- Born: 18th century Isfahan, Zand Iran
- Died: 19th century Tehran, Qajar Iran
- Spouse: Mosfata Qoli Khan Qajar
- Persian: استاد مینا
- Dynasty: Qajar (by marriage)
- Occupation: Musician and Singer

= Mina (Iranian singer) =

19th-century female Iranian singer

Mina (مینا; born 18th century; died 19th century), also known as Ostad Mina (استاد مینا; lit. 'Mina, the professional' or 'Professor Mina') was a musician and singer in the royal court of Fath-Ali Shah Qajar. She was a wife of Mosfata Qoli Khan Qajar, one of the Shah's uncles.

==Early life==
She was born in Isfahan, Zand Iran in the 18th century.

==Music==
Mina was a student of Sohrab Armani Esfahani, who was one the distinguished musicians of his era.
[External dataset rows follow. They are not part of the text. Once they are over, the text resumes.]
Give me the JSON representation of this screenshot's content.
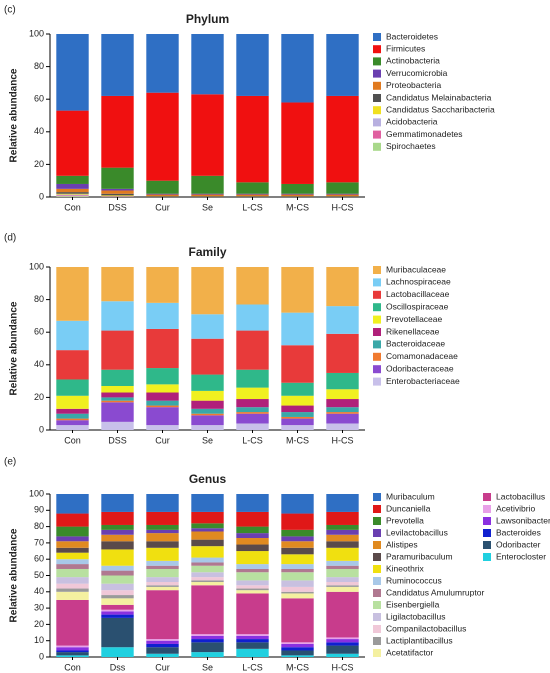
{
  "chart_data": [
    {
      "type": "stacked-bar",
      "panel_label": "(c)",
      "title": "Phylum",
      "y_label": "Relative abundance",
      "categories": [
        "Con",
        "DSS",
        "Cur",
        "Se",
        "L-CS",
        "M-CS",
        "H-CS"
      ],
      "ylim": [
        0,
        100
      ],
      "yticks": [
        0,
        20,
        40,
        60,
        80,
        100
      ],
      "series": [
        {
          "name": "Bacteroidetes",
          "color": "#2f6fc4",
          "values": [
            47,
            38,
            36,
            37,
            38,
            42,
            38
          ]
        },
        {
          "name": "Firmicutes",
          "color": "#f01010",
          "values": [
            40,
            44,
            54,
            50,
            53,
            50,
            53
          ]
        },
        {
          "name": "Actinobacteria",
          "color": "#3a8a2a",
          "values": [
            5,
            13,
            8,
            11,
            7,
            6,
            7
          ]
        },
        {
          "name": "Verrucomicrobia",
          "color": "#6a3fb0",
          "values": [
            3,
            1,
            0.5,
            0.5,
            0.5,
            0.5,
            0.5
          ]
        },
        {
          "name": "Proteobacteria",
          "color": "#e07a20",
          "values": [
            2,
            2,
            1,
            1,
            1,
            1,
            1
          ]
        },
        {
          "name": "Candidatus Melainabacteria",
          "color": "#505050",
          "values": [
            1,
            1,
            0.3,
            0.3,
            0.3,
            0.3,
            0.3
          ]
        },
        {
          "name": "Candidatus Saccharibacteria",
          "color": "#f0e020",
          "values": [
            0.5,
            0.5,
            0.1,
            0.1,
            0.1,
            0.1,
            0.1
          ]
        },
        {
          "name": "Acidobacteria",
          "color": "#b8b0e0",
          "values": [
            0.5,
            0.2,
            0.05,
            0.05,
            0.05,
            0.05,
            0.05
          ]
        },
        {
          "name": "Gemmatimonadetes",
          "color": "#e060a0",
          "values": [
            0.5,
            0.2,
            0.03,
            0.03,
            0.03,
            0.03,
            0.03
          ]
        },
        {
          "name": "Spirochaetes",
          "color": "#a8d88a",
          "values": [
            0.5,
            0.1,
            0.02,
            0.02,
            0.02,
            0.02,
            0.02
          ]
        }
      ]
    },
    {
      "type": "stacked-bar",
      "panel_label": "(d)",
      "title": "Family",
      "y_label": "Relative abundance",
      "categories": [
        "Con",
        "DSS",
        "Cur",
        "Se",
        "L-CS",
        "M-CS",
        "H-CS"
      ],
      "ylim": [
        0,
        100
      ],
      "yticks": [
        0,
        20,
        40,
        60,
        80,
        100
      ],
      "series": [
        {
          "name": "Muribaculaceae",
          "color": "#f2b04a",
          "values": [
            33,
            21,
            22,
            29,
            23,
            28,
            24
          ]
        },
        {
          "name": "Lachnospiraceae",
          "color": "#79cdf5",
          "values": [
            18,
            18,
            16,
            15,
            16,
            20,
            17
          ]
        },
        {
          "name": "Lactobacillaceae",
          "color": "#e83a3a",
          "values": [
            18,
            24,
            24,
            22,
            24,
            23,
            24
          ]
        },
        {
          "name": "Oscillospiraceae",
          "color": "#2fb88a",
          "values": [
            10,
            10,
            10,
            10,
            11,
            8,
            10
          ]
        },
        {
          "name": "Prevotellaceae",
          "color": "#f0f020",
          "values": [
            8,
            4,
            5,
            6,
            7,
            6,
            6
          ]
        },
        {
          "name": "Rikenellaceae",
          "color": "#b0207a",
          "values": [
            3,
            3,
            5,
            5,
            5,
            4,
            5
          ]
        },
        {
          "name": "Bacteroidaceae",
          "color": "#3aa8a8",
          "values": [
            3,
            2,
            3,
            3,
            3,
            3,
            3
          ]
        },
        {
          "name": "Comamonadaceae",
          "color": "#f07a30",
          "values": [
            1,
            1,
            1,
            1,
            1,
            1,
            1
          ]
        },
        {
          "name": "Odoribacteraceae",
          "color": "#8a4ad0",
          "values": [
            3,
            12,
            11,
            6,
            6,
            4,
            6
          ]
        },
        {
          "name": "Enterobacteriaceae",
          "color": "#c8c0ea",
          "values": [
            3,
            5,
            3,
            3,
            4,
            3,
            4
          ]
        }
      ]
    },
    {
      "type": "stacked-bar",
      "panel_label": "(e)",
      "title": "Genus",
      "y_label": "Relative abundance",
      "categories": [
        "Con",
        "Dss",
        "Cur",
        "Se",
        "L-CS",
        "M-CS",
        "H-CS"
      ],
      "ylim": [
        0,
        100
      ],
      "yticks": [
        0,
        10,
        20,
        30,
        40,
        50,
        60,
        70,
        80,
        90,
        100
      ],
      "series": [
        {
          "name": "Muribaculum",
          "color": "#2f6fc4",
          "values": [
            12,
            11,
            11,
            11,
            11,
            12,
            11
          ]
        },
        {
          "name": "Duncaniella",
          "color": "#e01818",
          "values": [
            8,
            8,
            8,
            7,
            9,
            10,
            8
          ]
        },
        {
          "name": "Prevotella",
          "color": "#3a8a2a",
          "values": [
            6,
            3,
            3,
            3,
            4,
            4,
            3
          ]
        },
        {
          "name": "Levilactobacillus",
          "color": "#6a3fb0",
          "values": [
            3,
            3,
            2,
            2,
            3,
            3,
            3
          ]
        },
        {
          "name": "Alistipes",
          "color": "#e08a20",
          "values": [
            4,
            4,
            5,
            5,
            4,
            4,
            4
          ]
        },
        {
          "name": "Paramuribaculum",
          "color": "#5a4a4a",
          "values": [
            3,
            5,
            4,
            4,
            4,
            4,
            4
          ]
        },
        {
          "name": "Kineothrix",
          "color": "#f0e010",
          "values": [
            4,
            10,
            8,
            7,
            8,
            6,
            8
          ]
        },
        {
          "name": "Ruminococcus",
          "color": "#a8c8e8",
          "values": [
            3,
            3,
            3,
            3,
            3,
            3,
            3
          ]
        },
        {
          "name": "Candidatus Amulumruptor",
          "color": "#b07890",
          "values": [
            3,
            3,
            2,
            2,
            2,
            2,
            2
          ]
        },
        {
          "name": "Eisenbergiella",
          "color": "#b8e0a0",
          "values": [
            5,
            5,
            5,
            4,
            5,
            5,
            5
          ]
        },
        {
          "name": "Ligilactobacillus",
          "color": "#c8c0e0",
          "values": [
            4,
            4,
            3,
            3,
            3,
            4,
            3
          ]
        },
        {
          "name": "Companilactobacillus",
          "color": "#f0c8d8",
          "values": [
            3,
            3,
            2,
            2,
            2,
            3,
            2
          ]
        },
        {
          "name": "Lactiplantibacillus",
          "color": "#9a9a9a",
          "values": [
            2,
            2,
            1,
            1,
            1,
            1,
            1
          ]
        },
        {
          "name": "Acetatifactor",
          "color": "#f4f0a0",
          "values": [
            5,
            4,
            2,
            2,
            2,
            3,
            3
          ]
        },
        {
          "name": "Lactobacillus",
          "color": "#c83c8c",
          "values": [
            28,
            3,
            30,
            30,
            25,
            27,
            28
          ]
        },
        {
          "name": "Acetivibrio",
          "color": "#e8a0e8",
          "values": [
            1,
            1,
            1,
            1,
            1,
            1,
            1
          ]
        },
        {
          "name": "Lawsonibacter",
          "color": "#8a30e0",
          "values": [
            2,
            2,
            2,
            2,
            2,
            2,
            2
          ]
        },
        {
          "name": "Bacteroides",
          "color": "#1020d0",
          "values": [
            1,
            2,
            2,
            2,
            2,
            2,
            2
          ]
        },
        {
          "name": "Odoribacter",
          "color": "#2a5070",
          "values": [
            2,
            18,
            4,
            6,
            4,
            3,
            5
          ]
        },
        {
          "name": "Enterocloster",
          "color": "#20d0e0",
          "values": [
            1,
            6,
            2,
            3,
            5,
            1,
            2
          ]
        }
      ]
    }
  ]
}
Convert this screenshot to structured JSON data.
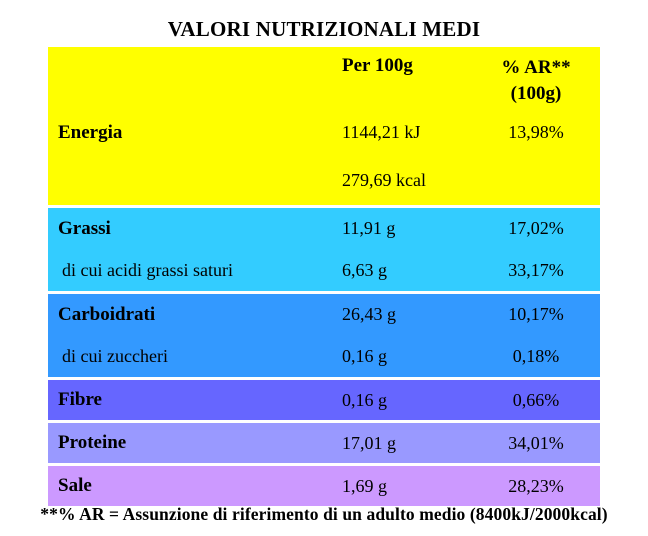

She was a singer and Setar player.

==Fath-Ali Shah's court==
Mina was a musician and singer in the court of Fath-Ali Shah Qajar. Her voice was outstanding; and she played the Setar beautifully. Even though she was not a consort of the Shah, he brought her to his harem, paid her a salary, and provided her with all the necessary means of luxury. Mina, together with her musician colleague Zohreh, was appointed to supervise all the actors, i.e., upward of fifty ones, singers, dancers, and the players of the music instruments such as Tar, Setar, Kamancheh, Santur, and Metronome.

==Marriage==
Mina married Mosfata Qoli Khan Qajar (b. 1755), who was one of the uncles of Fath-Ali Shah. Her husband was imprisoned by Agha Mohammad Khan Qajar in Tehran for a while. In 1788, Mosfata Qoli Khan was blinded by the order of Agha Mohammad Khan. However, during the reign of Fath-Ali Shah, they lived a wealthy life with dignity and respect. After a while into the reign of Fath-Ali Shah, Mosfata Qoli Khan died in Tehran.

==Children==
Khavari, the historian contemporary to Mina, listed 12 sons and one daughter out of 24 children of Mina's husband, Mosfata Qoli Khan. However, it is not specified which ones are Mina's children, if any.